Hi Carsten. Thanks for posting your thoughts. I am responding below with some thoughts and impressions. It is a pleasure to talk with somebody who is interested in (and capable of) mathematical thought.

Thanks for your comments as well. This helps to challenge what I wrote.

Please have a look at one of the drawings from that wikipedia article:

My intention was to understand the strength of background blur for typical portrait siutations, i.e. the quantitative strength within the resulting picture. I made the following assumption (using the variable names from the drawing):

• subject distance s > > focal lenght f

• background distance from subject xd > > subject distance from lens s

DM: While I understand the qualitative reasoning behind making such an assumption, it seems to me that it would be prefereable to model the situation where such an assumption is not necessary in order to make a particular model quantitatively accurate.
• subject distance s

So in practical terms (not strictly),

• f usually below hundreds of millimeters (e.g. 200mm)

• s one meter to a couple of meters

• H several 10th of meters

DM: It is not clear what "H" is. (Perhaps): "background distance from subject xd" ? Not sure.

First my apologies. The 3rd bullet should have said: "subject distance s is smaller than hyperfocal distance H", which then also clarifies what I meant by H.

To your fist point: yes it would have been preferable to use a model that is applicable to all situations, but I specifically tried to simplify the equation for a certain reason. Let me try to explain. As said in the previous post if you start from the equation for the Far Distance and solve for the circle of confusion c and then generalize the equation by replacing c with a blur spot b for the point B, then you get the following equation (wikipedia link)

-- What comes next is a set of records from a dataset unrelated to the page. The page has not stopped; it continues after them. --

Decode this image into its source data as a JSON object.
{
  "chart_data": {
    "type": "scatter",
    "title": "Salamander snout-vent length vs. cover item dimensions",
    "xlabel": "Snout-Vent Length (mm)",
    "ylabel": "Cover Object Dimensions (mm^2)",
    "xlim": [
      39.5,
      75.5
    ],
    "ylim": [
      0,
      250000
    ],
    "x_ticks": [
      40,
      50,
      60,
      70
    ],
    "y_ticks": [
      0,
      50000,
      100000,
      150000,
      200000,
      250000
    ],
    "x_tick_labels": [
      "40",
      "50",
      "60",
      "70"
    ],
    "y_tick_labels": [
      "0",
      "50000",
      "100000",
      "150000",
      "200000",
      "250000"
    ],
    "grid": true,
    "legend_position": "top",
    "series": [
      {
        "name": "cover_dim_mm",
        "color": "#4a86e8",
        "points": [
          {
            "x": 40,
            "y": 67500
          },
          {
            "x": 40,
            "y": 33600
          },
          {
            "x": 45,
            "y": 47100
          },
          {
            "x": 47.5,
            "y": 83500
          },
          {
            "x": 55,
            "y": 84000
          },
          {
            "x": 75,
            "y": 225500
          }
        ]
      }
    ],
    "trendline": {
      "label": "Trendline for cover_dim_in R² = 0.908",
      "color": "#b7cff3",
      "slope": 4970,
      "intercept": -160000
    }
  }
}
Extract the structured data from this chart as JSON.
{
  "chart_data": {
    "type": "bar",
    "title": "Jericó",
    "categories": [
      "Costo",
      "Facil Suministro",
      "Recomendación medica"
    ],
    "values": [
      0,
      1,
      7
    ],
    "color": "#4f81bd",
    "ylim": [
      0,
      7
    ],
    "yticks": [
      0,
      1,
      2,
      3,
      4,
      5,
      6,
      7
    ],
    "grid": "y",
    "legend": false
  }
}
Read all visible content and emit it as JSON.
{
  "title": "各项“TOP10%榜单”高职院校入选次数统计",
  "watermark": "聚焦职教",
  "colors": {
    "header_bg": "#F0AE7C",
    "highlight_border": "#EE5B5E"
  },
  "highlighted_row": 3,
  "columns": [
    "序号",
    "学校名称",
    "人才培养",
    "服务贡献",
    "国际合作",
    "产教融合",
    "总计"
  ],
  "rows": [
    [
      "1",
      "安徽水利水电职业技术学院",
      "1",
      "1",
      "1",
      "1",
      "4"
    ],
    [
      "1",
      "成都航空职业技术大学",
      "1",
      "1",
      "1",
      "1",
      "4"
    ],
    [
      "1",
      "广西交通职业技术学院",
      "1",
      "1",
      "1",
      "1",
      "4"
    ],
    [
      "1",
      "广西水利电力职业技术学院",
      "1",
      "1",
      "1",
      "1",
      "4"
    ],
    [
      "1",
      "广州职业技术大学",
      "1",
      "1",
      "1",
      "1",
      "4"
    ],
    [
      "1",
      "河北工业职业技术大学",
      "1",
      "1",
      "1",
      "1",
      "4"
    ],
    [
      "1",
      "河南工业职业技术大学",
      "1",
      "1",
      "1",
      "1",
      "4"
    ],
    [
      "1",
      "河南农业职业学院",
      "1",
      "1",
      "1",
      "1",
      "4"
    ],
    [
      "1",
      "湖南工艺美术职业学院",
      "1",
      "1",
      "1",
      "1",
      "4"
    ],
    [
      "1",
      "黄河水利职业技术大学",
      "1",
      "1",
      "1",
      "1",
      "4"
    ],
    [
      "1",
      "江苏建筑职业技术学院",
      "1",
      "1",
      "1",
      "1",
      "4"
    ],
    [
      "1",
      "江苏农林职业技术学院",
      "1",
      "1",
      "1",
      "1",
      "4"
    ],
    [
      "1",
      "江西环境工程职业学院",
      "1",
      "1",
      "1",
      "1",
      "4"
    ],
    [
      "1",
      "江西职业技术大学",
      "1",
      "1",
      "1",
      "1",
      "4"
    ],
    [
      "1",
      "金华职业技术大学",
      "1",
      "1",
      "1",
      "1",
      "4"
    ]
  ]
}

b = ((f * ms) / N ) * xd / (s + xd)

in which

b: blur spot
f: focal length
ms: subject magnfication = sensor width / subject or picture height
N: f-number
xd: background to subject distance
s: subject distance from lens

The following point is essential to why I think using the DoF formulas is a  confusing when talking about charaterizing the background blur (I know every beginner books uses DoF, but anyway):

If you want to create decent background blur, and assume xd would be the far distance point from the DoF definition, then a first order approximation for b=c is

c = ((f * ms) / N ) * xd / s

This means that if you keep constant framing (ms constant) and the f-number N the same, then you can always compensate an increase in the distance s by a stonger zoom f and yet still keep the the same distance point xd (as c is defined and fixed). But is not what you notice when view photos. In fact what you will notice, is that the further you move away and compensate with a stronger zoom to get the same framing, the more the background will look blurred. The reason for this can also be seen from the equation above. If xd not to be the far distance point anymore, but the distance to the background which is assumed to be significantly bigger than s, the equation above simplifies to

b = ((f * ms) / N )

as xd / (s + xd) approaches 1. In practical terms you already reach e.g. xd / (s + xd) = 80% for xd = 4 * s. Now the interesting fact is that, unlike the for the definition of DoF, the blur spot b scales linearly with f, which means that the further you move a away from the subject and compensate this with stronger zoom to get the same framing, the more the background will look blurred. And this is what I usually observe in photos.